You could try something like this:

<xsl:template match="/root">
  <xsl:apply-templates/>
</xsl:template>

<xsl:template match="node">
  <!-- Load all the pers_data urls into a variable for access --> 
  <xsl:variable name="data" select="document(pers_data/url/@path)"/>
  
  <xsl:for-each select="pers_data[@status='active']">
  <xsl:sort select="$data/pers_data[@id = current()/@id]/lastname"/>
    <lastname>
    <xsl:value-of select="$data/pers_data[@id = current()/@id]/lastname"/>
    </lastname>
  </xsl:for-each>
</xsl:template>

Josh

-----Original Message-----
From: Markus Hanel [mailto:markus.hanel@xxxxxx]
Sent: Thursday, April 22, 2004 4:27 AM
To: xsl-list@xxxxxxxxxxxxxxxxxxxxxx
Subject: RE:  sort with different files


I have tried it with the document, but the problem is that i work with the
file students.xml where the pers_data nodes included. But the pers_datas are
destaged with a url. Which document must I select by the xsl element sort?
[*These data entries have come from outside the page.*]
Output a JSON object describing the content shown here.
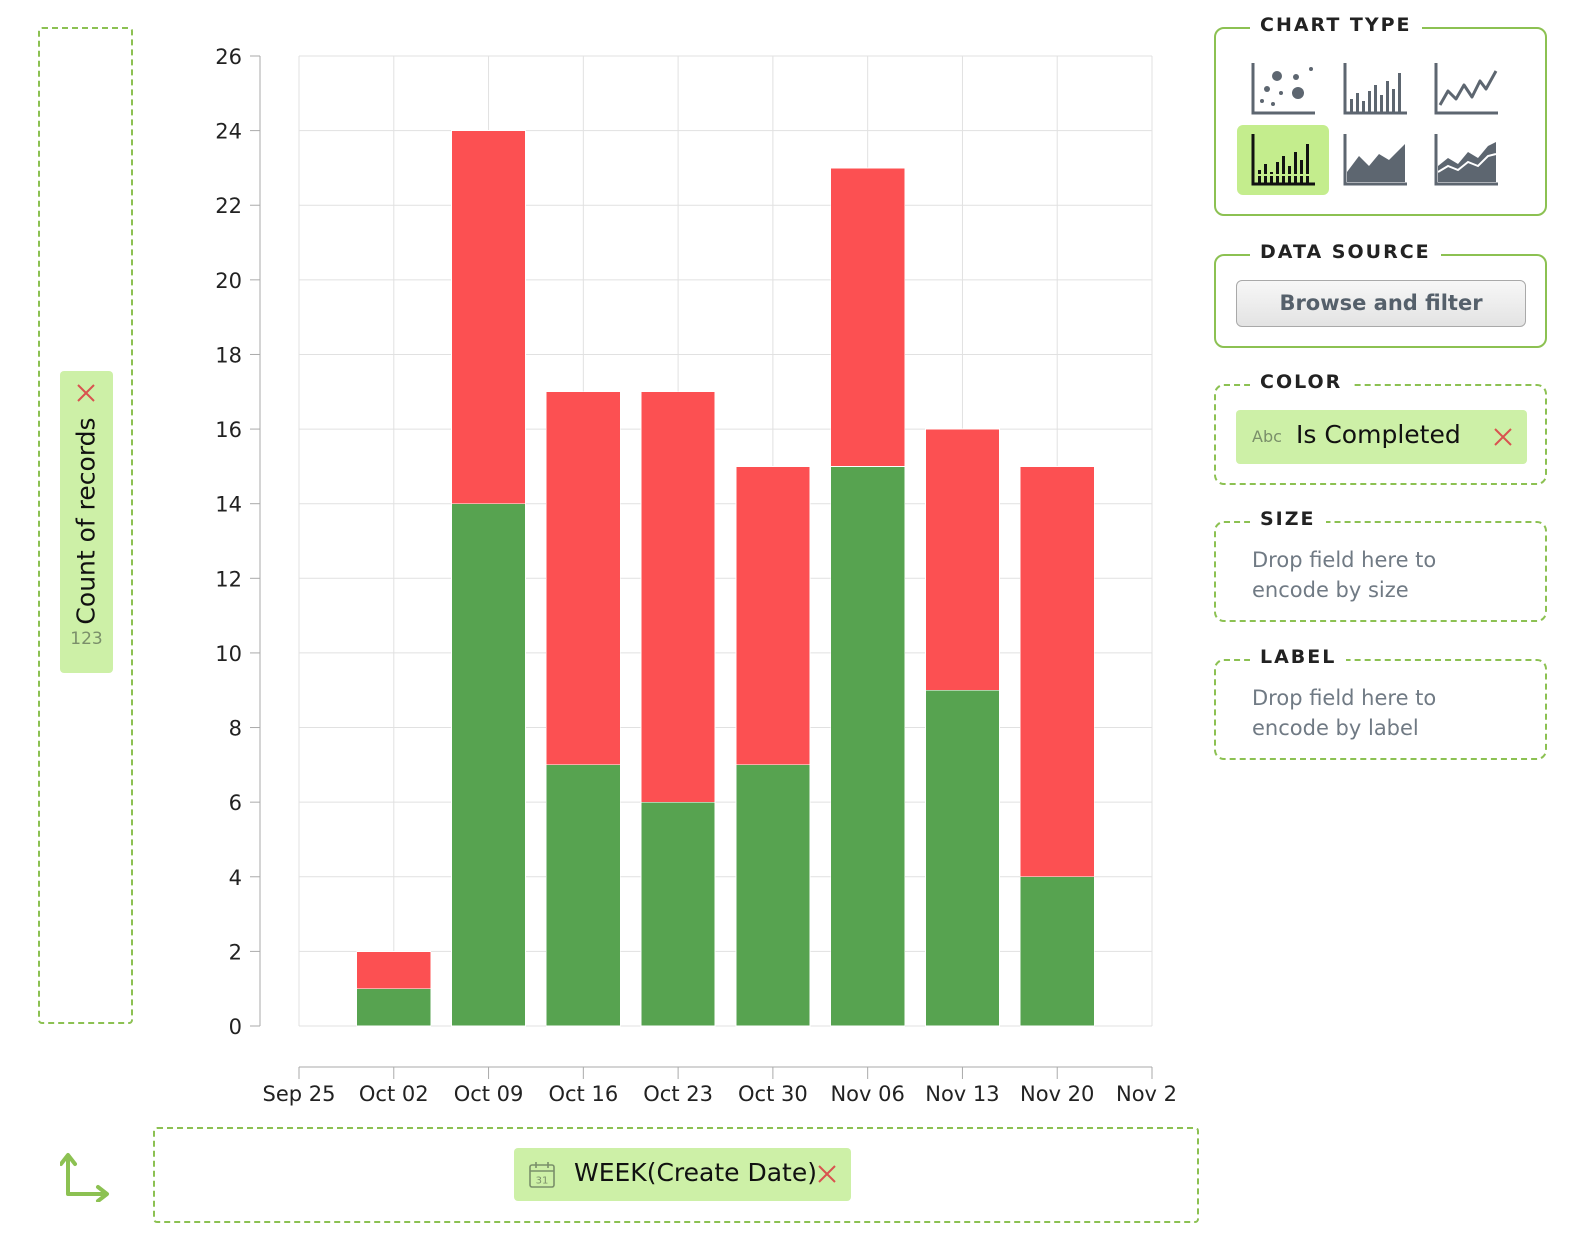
{
  "y_shelf": {
    "field_label": "Count of records",
    "type_badge": "123"
  },
  "x_shelf": {
    "field_label": "WEEK(Create Date)"
  },
  "panels": {
    "chart_type": {
      "title": "CHART TYPE",
      "options": [
        {
          "name": "scatter",
          "icon": "scatter-chart-icon",
          "selected": false
        },
        {
          "name": "bar",
          "icon": "bar-chart-icon",
          "selected": false
        },
        {
          "name": "line",
          "icon": "line-chart-icon",
          "selected": false
        },
        {
          "name": "stacked-bar",
          "icon": "stacked-bar-chart-icon",
          "selected": true
        },
        {
          "name": "area",
          "icon": "area-chart-icon",
          "selected": false
        },
        {
          "name": "stacked-area",
          "icon": "stacked-area-chart-icon",
          "selected": false
        }
      ]
    },
    "data_source": {
      "title": "DATA SOURCE",
      "button_label": "Browse and filter"
    },
    "color": {
      "title": "COLOR",
      "type_badge": "Abc",
      "field_label": "Is Completed"
    },
    "size": {
      "title": "SIZE",
      "hint": "Drop field here to encode by size"
    },
    "label": {
      "title": "LABEL",
      "hint": "Drop field here to encode by label"
    }
  },
  "colors": {
    "accent": "#8cc152",
    "pill": "#cdf0a7",
    "selected": "#c4ed8d",
    "completed": "#57a350",
    "not_completed": "#fc5052",
    "remove": "#d9534f"
  },
  "chart_data": {
    "type": "bar",
    "stacked": true,
    "x_ticks": [
      "Sep 25",
      "Oct 02",
      "Oct 09",
      "Oct 16",
      "Oct 23",
      "Oct 30",
      "Nov 06",
      "Nov 13",
      "Nov 20",
      "Nov 2"
    ],
    "categories": [
      "Oct 02",
      "Oct 09",
      "Oct 16",
      "Oct 23",
      "Oct 30",
      "Nov 06",
      "Nov 13",
      "Nov 20"
    ],
    "series": [
      {
        "values": [
          1,
          14,
          7,
          6,
          7,
          15,
          9,
          4
        ],
        "color": "#57a350"
      },
      {
        "values": [
          1,
          10,
          10,
          11,
          8,
          8,
          7,
          11
        ],
        "color": "#fc5052"
      }
    ],
    "ylim": [
      0,
      26
    ],
    "y_ticks": [
      0,
      2,
      4,
      6,
      8,
      10,
      12,
      14,
      16,
      18,
      20,
      22,
      24,
      26
    ],
    "grid": true
  }
}
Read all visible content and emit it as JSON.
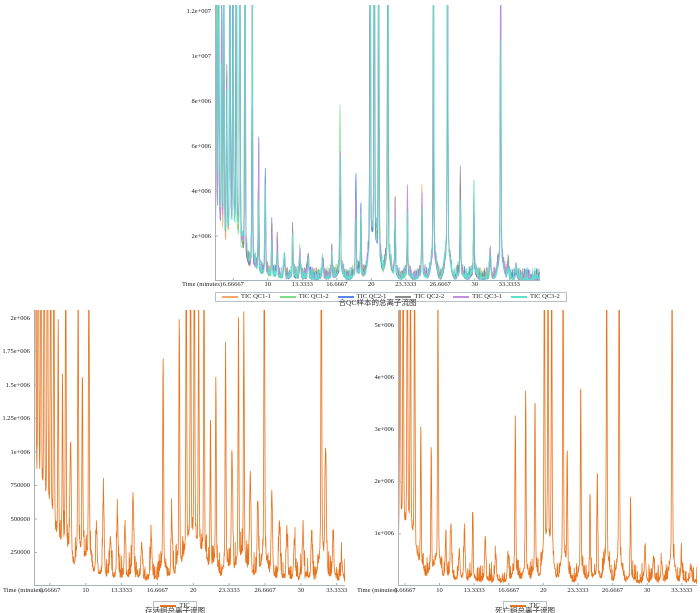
{
  "figure": {
    "background": "#ffffff",
    "description": "Three GC-MS total ion chromatogram (TIC) panels"
  },
  "chart_data": [
    {
      "id": "pooled-qc-tic",
      "type": "line",
      "title": "合QC样本的总离子流图",
      "x_axis_label": "Time (minutes)",
      "x_ticks": [
        "6.66667",
        "10",
        "13.3333",
        "16.6667",
        "20",
        "23.3333",
        "26.6667",
        "30",
        "33.3333"
      ],
      "x_tick_values": [
        6.66667,
        10,
        13.3333,
        16.6667,
        20,
        23.3333,
        26.6667,
        30,
        33.3333
      ],
      "y_ticks": [
        {
          "label": "2e+006",
          "value": 2000000
        },
        {
          "label": "4e+006",
          "value": 4000000
        },
        {
          "label": "6e+006",
          "value": 6000000
        },
        {
          "label": "8e+006",
          "value": 8000000
        },
        {
          "label": "1e+007",
          "value": 10000000
        },
        {
          "label": "1.2e+007",
          "value": 12000000
        }
      ],
      "xlim": [
        4.9,
        36.3
      ],
      "ylim": [
        0,
        12270000
      ],
      "grid": false,
      "legend_position": "bottom",
      "axis_color": "#a9b2bb",
      "series": [
        {
          "name": "TIC QC1-1",
          "color": "#f2a96c"
        },
        {
          "name": "TIC QC1-2",
          "color": "#7ce087"
        },
        {
          "name": "TIC QC2-1",
          "color": "#5c86e8"
        },
        {
          "name": "TIC QC2-2",
          "color": "#8b8b8b"
        },
        {
          "name": "TIC QC3-1",
          "color": "#c38fe3"
        },
        {
          "name": "TIC QC3-2",
          "color": "#5fdfcc"
        }
      ],
      "peaks": [
        [
          5.05,
          14000000
        ],
        [
          5.25,
          13200000
        ],
        [
          5.55,
          9000000
        ],
        [
          5.75,
          11800000
        ],
        [
          6.05,
          6500000
        ],
        [
          6.35,
          14500000
        ],
        [
          6.65,
          15000000
        ],
        [
          6.95,
          12500000
        ],
        [
          7.3,
          15000000
        ],
        [
          7.8,
          13500000
        ],
        [
          8.5,
          9800000
        ],
        [
          9.1,
          4500000
        ],
        [
          9.75,
          4400000
        ],
        [
          10.4,
          1800000
        ],
        [
          10.9,
          1400000
        ],
        [
          11.6,
          900000
        ],
        [
          12.4,
          1600000
        ],
        [
          13.1,
          900000
        ],
        [
          13.9,
          800000
        ],
        [
          15.3,
          700000
        ],
        [
          16.2,
          1100000
        ],
        [
          17.0,
          5600000
        ],
        [
          18.5,
          3500000
        ],
        [
          19.0,
          2900000
        ],
        [
          19.9,
          15000000
        ],
        [
          20.3,
          14500000
        ],
        [
          20.7,
          13000000
        ],
        [
          21.6,
          12200000
        ],
        [
          22.3,
          2400000
        ],
        [
          23.5,
          3100000
        ],
        [
          24.9,
          3700000
        ],
        [
          26.0,
          13500000
        ],
        [
          27.35,
          14500000
        ],
        [
          28.6,
          4000000
        ],
        [
          29.9,
          3300000
        ],
        [
          31.5,
          900000
        ],
        [
          32.5,
          12500000
        ],
        [
          33.2,
          600000
        ],
        [
          34.0,
          300000
        ]
      ],
      "clip_note": "peaks taller than the ylim max run off the top of the plot"
    },
    {
      "id": "survival-group-tic",
      "type": "line",
      "title": "存活组总离子流图",
      "x_axis_label": "Time (minutes)",
      "x_ticks": [
        "6.66667",
        "10",
        "13.3333",
        "16.6667",
        "20",
        "23.3333",
        "26.6667",
        "30",
        "33.3333"
      ],
      "x_tick_values": [
        6.66667,
        10,
        13.3333,
        16.6667,
        20,
        23.3333,
        26.6667,
        30,
        33.3333
      ],
      "y_ticks": [
        {
          "label": "250000",
          "value": 250000
        },
        {
          "label": "500000",
          "value": 500000
        },
        {
          "label": "750000",
          "value": 750000
        },
        {
          "label": "1e+006",
          "value": 1000000
        },
        {
          "label": "1.25e+006",
          "value": 1250000
        },
        {
          "label": "1.5e+006",
          "value": 1500000
        },
        {
          "label": "1.75e+006",
          "value": 1750000
        },
        {
          "label": "2e+006",
          "value": 2000000
        }
      ],
      "xlim": [
        5.2,
        34.1
      ],
      "ylim": [
        0,
        2060000
      ],
      "grid": false,
      "legend_position": "bottom",
      "axis_color": "#a9b2bb",
      "series": [
        {
          "name": "TIC",
          "color": "#e8741e"
        }
      ],
      "peaks": [
        [
          5.35,
          3400000
        ],
        [
          5.6,
          2700000
        ],
        [
          5.85,
          3100000
        ],
        [
          6.15,
          2500000
        ],
        [
          6.45,
          2900000
        ],
        [
          6.75,
          2300000
        ],
        [
          7.05,
          2200000
        ],
        [
          7.45,
          1600000
        ],
        [
          7.85,
          1150000
        ],
        [
          8.15,
          2100000
        ],
        [
          8.6,
          850000
        ],
        [
          9.3,
          1950000
        ],
        [
          9.7,
          1350000
        ],
        [
          10.3,
          2100000
        ],
        [
          11.0,
          320000
        ],
        [
          11.65,
          520000
        ],
        [
          12.3,
          280000
        ],
        [
          12.95,
          420000
        ],
        [
          13.65,
          330000
        ],
        [
          14.4,
          580000
        ],
        [
          15.2,
          240000
        ],
        [
          16.1,
          280000
        ],
        [
          17.2,
          1520000
        ],
        [
          18.0,
          420000
        ],
        [
          18.7,
          1750000
        ],
        [
          19.35,
          2300000
        ],
        [
          19.75,
          2500000
        ],
        [
          20.1,
          2400000
        ],
        [
          20.5,
          1850000
        ],
        [
          21.0,
          2300000
        ],
        [
          21.6,
          1050000
        ],
        [
          22.1,
          1320000
        ],
        [
          23.0,
          1520000
        ],
        [
          23.6,
          850000
        ],
        [
          24.2,
          1680000
        ],
        [
          24.7,
          1820000
        ],
        [
          25.3,
          720000
        ],
        [
          26.0,
          500000
        ],
        [
          26.6,
          2400000
        ],
        [
          27.3,
          580000
        ],
        [
          28.0,
          400000
        ],
        [
          28.7,
          330000
        ],
        [
          29.4,
          280000
        ],
        [
          30.2,
          330000
        ],
        [
          31.0,
          280000
        ],
        [
          31.9,
          2400000
        ],
        [
          32.3,
          850000
        ],
        [
          33.0,
          280000
        ],
        [
          33.8,
          140000
        ]
      ],
      "clip_note": "peaks taller than the ylim max run off the top of the plot"
    },
    {
      "id": "death-group-tic",
      "type": "line",
      "title": "死亡组总离子流图",
      "x_axis_label": "Time (minutes)",
      "x_ticks": [
        "6.66667",
        "10",
        "13.3333",
        "16.6667",
        "20",
        "23.3333",
        "26.6667",
        "30",
        "33.3333"
      ],
      "x_tick_values": [
        6.66667,
        10,
        13.3333,
        16.6667,
        20,
        23.3333,
        26.6667,
        30,
        33.3333
      ],
      "y_ticks": [
        {
          "label": "1e+006",
          "value": 1000000
        },
        {
          "label": "2e+006",
          "value": 2000000
        },
        {
          "label": "3e+006",
          "value": 3000000
        },
        {
          "label": "4e+006",
          "value": 4000000
        },
        {
          "label": "5e+006",
          "value": 5000000
        }
      ],
      "xlim": [
        6.0,
        34.8
      ],
      "ylim": [
        0,
        5300000
      ],
      "grid": false,
      "legend_position": "bottom",
      "axis_color": "#a9b2bb",
      "series": [
        {
          "name": "TIC",
          "color": "#e8741e"
        }
      ],
      "peaks": [
        [
          6.2,
          7000000
        ],
        [
          6.5,
          6000000
        ],
        [
          6.9,
          6500000
        ],
        [
          7.2,
          5600000
        ],
        [
          7.6,
          5800000
        ],
        [
          8.2,
          2600000
        ],
        [
          9.2,
          2200000
        ],
        [
          9.85,
          5100000
        ],
        [
          10.6,
          600000
        ],
        [
          11.1,
          950000
        ],
        [
          11.9,
          500000
        ],
        [
          12.4,
          750000
        ],
        [
          13.2,
          1200000
        ],
        [
          14.4,
          700000
        ],
        [
          15.4,
          450000
        ],
        [
          16.6,
          500000
        ],
        [
          17.3,
          2900000
        ],
        [
          18.3,
          3300000
        ],
        [
          19.2,
          3100000
        ],
        [
          20.1,
          6200000
        ],
        [
          20.45,
          5800000
        ],
        [
          20.8,
          5500000
        ],
        [
          21.9,
          5600000
        ],
        [
          22.3,
          2200000
        ],
        [
          23.6,
          3400000
        ],
        [
          24.5,
          1500000
        ],
        [
          25.2,
          1900000
        ],
        [
          26.1,
          5700000
        ],
        [
          27.3,
          5900000
        ],
        [
          28.4,
          1400000
        ],
        [
          29.8,
          550000
        ],
        [
          30.6,
          400000
        ],
        [
          31.4,
          350000
        ],
        [
          32.4,
          5700000
        ],
        [
          33.3,
          400000
        ],
        [
          34.2,
          250000
        ]
      ],
      "clip_note": "peaks taller than the ylim max run off the top of the plot"
    }
  ]
}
> you can do a sort using the document function if thats what you mean
> 
> -----Original Message-----
> From: Markus Hanel [mailto:markus.hanel@xxxxxx]
> Sent: 22 April 2004 12:16
> To: xsl mailinglist
> Subject:  sort with different files
> 
> 
> 
> Hello,
> i have a table, where I want to list some students given by there
> pers_data
> in the file students.xml. Therefore I made a file a_format.xml to generate
> columns automaticaly which are given as child of the node interviewer. In
> the file students.xml the pers_data is destaged with a url.
> My problem is now to sort the students by their lastname. The difficult is
> that there are different files!
> I hope someone can help me.
> Many thanks
> markus
> 
> file a_format.xml
> <format>
> ...
>   <interviewer>
>     <show>id</show>
>     <show>lastname</show>
>     <show>surname</show>
>     <show>userid</show>
>     <show>sex</show>
>     <show>birth</show>
>     <show>class</show>
>   </interviewer>
> ...
> </format>
> 
> file students.xml
> <root>
> ...
> <node type="interviewee" status="active">
>   <pers_data status="active" task="interviewee" id="3">
>     <url path="/qpers_data/3.xml" proto="file">
>     </url>
>   </pers_data>
>   <pers_data status="active" task="interviewee" id="4">
>     <url path="/qpers_data/4.xml" proto="file">
>     </url>
>   </pers_data>
> </node>
> ...
> </root>
> 
> file 3.xml
> 
> <pers_data task="interviewee" id="3" status="active">
>   <proto>file</proto>
>   <type>interviewee</type>
>   <surname>name</surname>
>   <lastname>name</lastname>
> ...
> </pers_data>
> 
> xsl stylesheet:
> 
> <table>
>   <tr>
> <!--generate columns automaticaly which are given in a_format.xml -->
>     <xsl:for-each
> select="document('/qxml/a_format.xml')/format/interviewer/child::*">
>       <xsl:variable name="show_node" select="." />
>       <th><xsl:value-of
>
select="../../style_body/style_display/translation/*[name()=concat('trans_',
> $show_node)]"
> /></th>
>     </xsl:for-each>
>   </tr>
> <!-- list the pers_data of the file students.xml -->
>   <xsl:for-each select="$self_node/pers_data[attribute::status='active']">
> <!-- sort ???????? -->
>   <xsl:sort select="document(./url/@path)/lastname" />
>   <xsl:variable name="pers_data_file" select="document(./url/@path)" />
>   <xsl:variable name="pos" select="position()" />
>       <tr>
>         <xsl:for-each
> select="document('/qxml/a_format.xml')/format/interviewer/child::*">
>         <xsl:variable name="show" select="." />
>           <td>
>             <xsl:value-of
> select="$self_node/pers_data[$pos]/*[name()=$show]
> | $pers_data_file/pers_data/*[name()=$show]" />
>           </td>
>         </xsl:for-each>
>       </tr>
>   </xsl:for-each>
> </table>